[Memory] What: Memory Will characters be viewing the memory or experiencing it?: Experiencing Warning, this memory contains: Feels, sadness, implied death
Thursdays at three.
It’s a constant. You’ve never been good with time. You linger. You hear the word again in the irritated brogue of the one physician for whom you were always late on rounds whenever you catch sight of the watch-face on your wrist, the one you leave on the sides of sinks all over this place. You’re not very good with watches, either. But linger. He used to say it as if it were something to disapprove of, to wait with someone. Often fearful. Illness does that, it erodes the certainty that mortality is a very long way away, it brings home how very near it actually is. You’re meant to have minutes. It’s how this whole thing works, people have seconds, minutes if they’re lucky, it works on clockwork time but you’ve never been very good with either.
Thursdays at three. It’s the one appointment you’re very good at keeping. You’ve dwelled here. It’s not visiting hours but you don’t much track visiting hours, you needn’t, in the coat that still feels a little silly, a little impossible. You visit the ones who don’t have visitors in what time you have (there it is again, time, as if it’ll run out) besides the ones you must see. You smile, it’s apologetic, you don’t quite meet the man’s eyes as you make your apologies, your excuses, you look instead at the hill of his feet in hospital blankets, the paraphernalia of the rehabilitation specialists. You can feel the censure of your grandfather from somewhere very far off. He’s fond of eye-contact.

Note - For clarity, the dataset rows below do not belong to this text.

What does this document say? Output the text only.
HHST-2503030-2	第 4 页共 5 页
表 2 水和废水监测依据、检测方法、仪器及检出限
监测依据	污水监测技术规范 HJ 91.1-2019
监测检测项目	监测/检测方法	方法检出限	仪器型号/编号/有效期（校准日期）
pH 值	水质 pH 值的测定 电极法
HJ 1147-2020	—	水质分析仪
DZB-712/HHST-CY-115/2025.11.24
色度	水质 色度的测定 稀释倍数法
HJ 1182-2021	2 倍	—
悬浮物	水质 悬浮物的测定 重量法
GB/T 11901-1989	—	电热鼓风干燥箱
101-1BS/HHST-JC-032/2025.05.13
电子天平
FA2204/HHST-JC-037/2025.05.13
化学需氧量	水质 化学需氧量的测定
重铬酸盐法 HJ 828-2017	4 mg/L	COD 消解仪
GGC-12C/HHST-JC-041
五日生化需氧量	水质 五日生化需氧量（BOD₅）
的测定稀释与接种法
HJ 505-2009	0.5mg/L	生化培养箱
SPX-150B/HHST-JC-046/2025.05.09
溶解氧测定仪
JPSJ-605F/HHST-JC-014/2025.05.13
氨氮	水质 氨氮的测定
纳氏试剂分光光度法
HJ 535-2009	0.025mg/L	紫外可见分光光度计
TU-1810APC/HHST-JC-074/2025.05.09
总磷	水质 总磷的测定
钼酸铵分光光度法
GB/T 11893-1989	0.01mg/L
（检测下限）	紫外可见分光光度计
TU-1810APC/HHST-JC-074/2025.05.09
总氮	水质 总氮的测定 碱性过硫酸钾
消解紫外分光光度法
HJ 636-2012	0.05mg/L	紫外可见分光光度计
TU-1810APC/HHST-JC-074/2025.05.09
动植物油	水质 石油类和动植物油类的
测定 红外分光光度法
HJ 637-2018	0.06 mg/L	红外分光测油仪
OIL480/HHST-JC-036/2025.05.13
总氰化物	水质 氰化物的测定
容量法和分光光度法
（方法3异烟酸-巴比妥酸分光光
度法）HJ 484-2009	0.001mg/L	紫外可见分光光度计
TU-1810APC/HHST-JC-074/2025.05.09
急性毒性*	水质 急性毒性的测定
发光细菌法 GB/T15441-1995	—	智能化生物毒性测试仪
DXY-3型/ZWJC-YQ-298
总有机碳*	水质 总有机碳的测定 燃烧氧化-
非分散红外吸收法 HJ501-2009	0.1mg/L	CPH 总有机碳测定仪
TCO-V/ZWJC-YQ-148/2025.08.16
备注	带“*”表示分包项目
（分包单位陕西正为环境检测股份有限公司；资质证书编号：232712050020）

But it’s Thursday. At three. And your shoes, the heel flaps a little, parting from the rest of the rubber of the sole, they’re old, they’re comfortable, you’re not in the habit of replacing things often and you’ve meant to attend to the heel you just simply ...haven’t got there yet. Your shoes, they squeak on linoleum and you’ve a passing moment with the nurse, the one who rules this place with a rod of something alike to iron, but fiercer. She has an expression your grandmother would like to borrow, actually but she allows you because you’ve the white coat and - you suspect this carries more weight - it’s nearly over, you see. Your Thursday appointments.
He’s ill. The man in the bed, behind the curtain. He’s a large man. Or, he was a large man. His bones are folded into his skin now, slack and the sun damage is visible. He used to stand tall enough to blot out the sun, now he’s pale, a greyish yellow against the livid white of the pillowcase. You can see his scalp through the strands of his hair, a pale, rather vulnerable pink and he looks old, the tissue of skin bruised like violet petals, although he’s not even sixty.
There are no bars here. No plastic glass, no phone someone else has muttered into not ten minutes back, fervent, the sorts of wishes and promises people make into a mouthpiece, hoping some of what they mean transmits along the wire to the person behind all of that. They made him into someone else, for a while. But there’s no orange here. He’s handcuffed to the bed, but that’s symbolic. There’s nowhere for someone like him to go.
You sit. The chair is plastic, it has no give in it, but you sit and you’ve no intention of going anywhere. You don’t have ten minutes and then a bell, you haven’t plastic tables or a guard to tap a clock. You’ve a white coat and the doors mean nothing. There’s no glass here, where the dying live. Perhaps it would be less cruel, if they did. Less potent. Glass blots out the impact. Of tears. Of touch. Of all the recriminations or consequences or missed opportunities. You’d many of them, the first time you sat behind it. That first Thursday. It’s been the same for months, and you’re not sure how many Thursdays you’ve left.
But you reach, for the swollen fingers curled into his palm, the surprised, pleased look that opens on his face, tired gratitude. You’ve Thursday and it’s three and really, it could be all the time in the world but it wouldn’t really, be enough.